Global solutions to the dissipative quasi-geostrophic equation with dispersive forcing

TL;DR

This paper proves the existence of unique global solutions for a 2D quasi-geostrophic equation with weak dissipation and dispersive forcing, showing how dispersion strength influences regularity and solution existence.

Contribution

It establishes global regularity results for the quasi-geostrophic equation with dispersive forcing in both subcritical and critical Sobolev spaces, linking dispersion size to initial data.

Findings

Global solutions exist for large dispersion parameters.

Regularity is achieved in subcritical Sobolev spaces.

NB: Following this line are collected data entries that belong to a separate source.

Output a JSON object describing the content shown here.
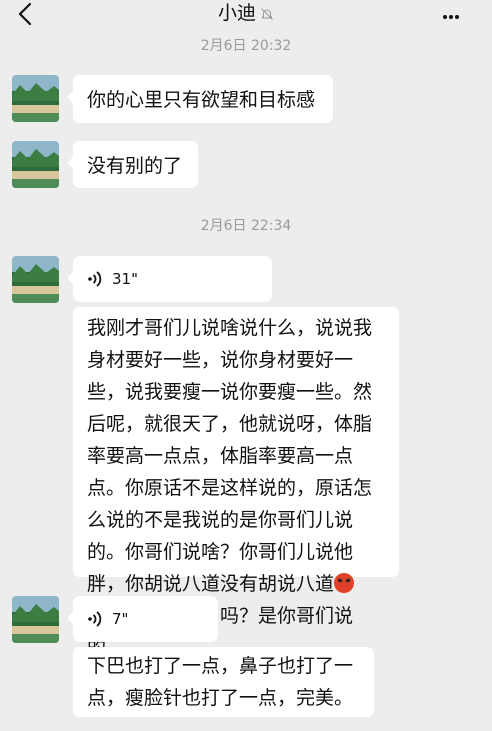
{
  "header": {
    "title": "小迪",
    "back_icon": "chevron-left-icon",
    "mute_icon": "bell-off-icon",
    "more_icon": "more-dots-icon"
  },
  "messages": [
    {
      "timestamp": "2月6日 20:32"
    },
    {
      "type": "text",
      "text": "你的心里只有欲望和目标感"
    },
    {
      "type": "text",
      "text": "没有别的了"
    },
    {
      "timestamp": "2月6日 22:34"
    },
    {
      "type": "voice",
      "duration": "31\""
    },
    {
      "type": "text",
      "lines": [
        "我刚才哥们儿说啥说什么，说说我",
        "身材要好一些，说你身材要好一",
        "些，说我要瘦一说你要瘦一些。然",
        "后呢，就很天了，他就说呀，体脂",
        "率要高一点点，体脂率要高一点",
        "点。你原话不是这样说的，原话怎",
        "么说的不是我说的是你哥们儿说",
        "的。你哥们说啥？你哥们儿说他",
        "胖，你胡说八道没有胡说八道",
        "，你不说他要出吗？是你哥们说的。"
      ],
      "emoji": "angry-face-emoji"
    },
    {
      "type": "voice",
      "duration": "7\""
    },
    {
      "type": "text",
      "lines": [
        "下巴也打了一点，鼻子也打了一",
        "点，瘦脸针也打了一点，完美。"
      ]
    }
  ],
  "colors": {
    "background": "#ededed",
    "bubble": "#ffffff",
    "timestamp": "#9a9a9a"
  }
}
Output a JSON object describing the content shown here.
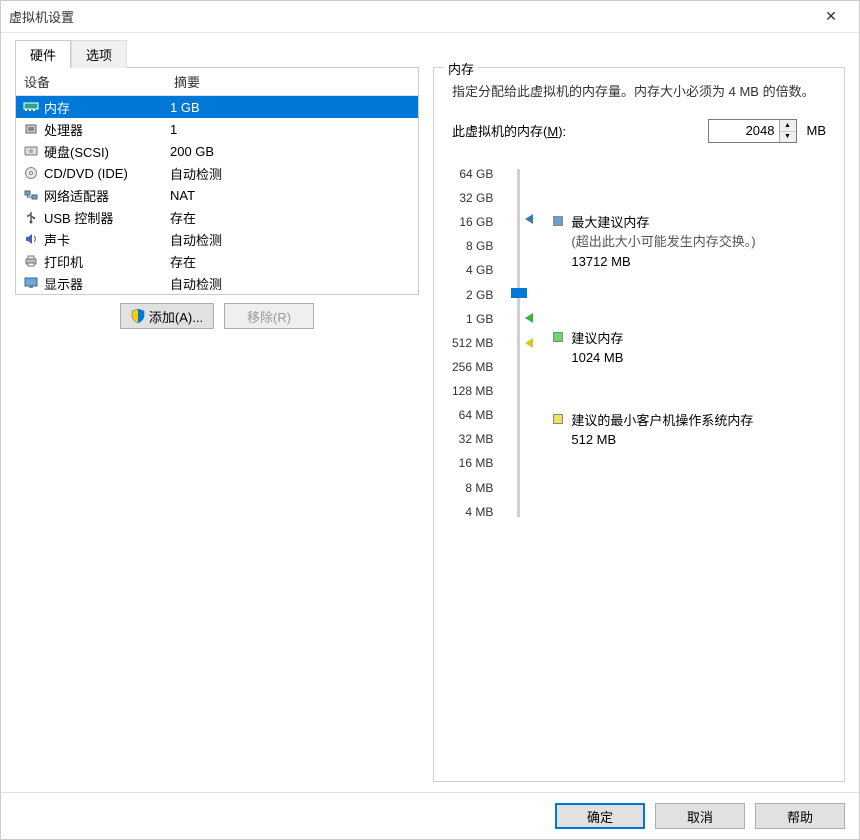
{
  "window": {
    "title": "虚拟机设置"
  },
  "tabs": {
    "hardware": "硬件",
    "options": "选项",
    "active": "hardware"
  },
  "list": {
    "header_device": "设备",
    "header_summary": "摘要",
    "items": [
      {
        "icon": "memory-icon",
        "name": "内存",
        "summary": "1 GB",
        "selected": true
      },
      {
        "icon": "cpu-icon",
        "name": "处理器",
        "summary": "1"
      },
      {
        "icon": "disk-icon",
        "name": "硬盘(SCSI)",
        "summary": "200 GB"
      },
      {
        "icon": "cd-icon",
        "name": "CD/DVD (IDE)",
        "summary": "自动检测"
      },
      {
        "icon": "network-icon",
        "name": "网络适配器",
        "summary": "NAT"
      },
      {
        "icon": "usb-icon",
        "name": "USB 控制器",
        "summary": "存在"
      },
      {
        "icon": "sound-icon",
        "name": "声卡",
        "summary": "自动检测"
      },
      {
        "icon": "printer-icon",
        "name": "打印机",
        "summary": "存在"
      },
      {
        "icon": "display-icon",
        "name": "显示器",
        "summary": "自动检测"
      }
    ]
  },
  "buttons": {
    "add": "添加(A)...",
    "remove": "移除(R)"
  },
  "memory": {
    "group": "内存",
    "desc": "指定分配给此虚拟机的内存量。内存大小必须为 4 MB 的倍数。",
    "label_prefix": "此虚拟机的内存(",
    "label_hotkey": "M",
    "label_suffix": "):",
    "value": "2048",
    "unit": "MB",
    "ticks": [
      "64 GB",
      "32 GB",
      "16 GB",
      "8 GB",
      "4 GB",
      "2 GB",
      "1 GB",
      "512 MB",
      "256 MB",
      "128 MB",
      "64 MB",
      "32 MB",
      "16 MB",
      "8 MB",
      "4 MB"
    ],
    "legend": {
      "max_title": "最大建议内存",
      "max_sub": "(超出此大小可能发生内存交换。)",
      "max_val": "13712 MB",
      "rec_title": "建议内存",
      "rec_val": "1024 MB",
      "min_title": "建议的最小客户机操作系统内存",
      "min_val": "512 MB"
    }
  },
  "footer": {
    "ok": "确定",
    "cancel": "取消",
    "help": "帮助"
  }
}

Dispersion size depends on initial data subset properties.

Abstract

We consider the initial value problem for the 2D quasi-geostrophic equation with weak dissipation term $\kappa(-\Delta)^{\alpha/2}\theta\ (0<\alpha\leqslant 1)$ and dispersive forcing term $Au_2$. We establish a unique global solution for a given initial data $\theta_0$ which belongs to the scaling subcritical Sobolev space $H^s(\mathbb{R}^2)\ (s>2-\alpha)$ if the size of dispersion parameter is sufficiently large. This phenomenon is so-called the global regularity. We also obtain the relationship between the initial data and the dispersion parameter, which ensures the existence of the global solution. Moreover, we show the global regularity in the scaling critical Sobolev space $H^{2-\alpha}(\mathbb{R}^2)$ and find that the size of dispersion parameter to ensure the global existence is determined by each subset $K\subset H^{2-\alpha}(\mathbb{R}^2)$, which is precompact in some homogeneous Sobolev spaces.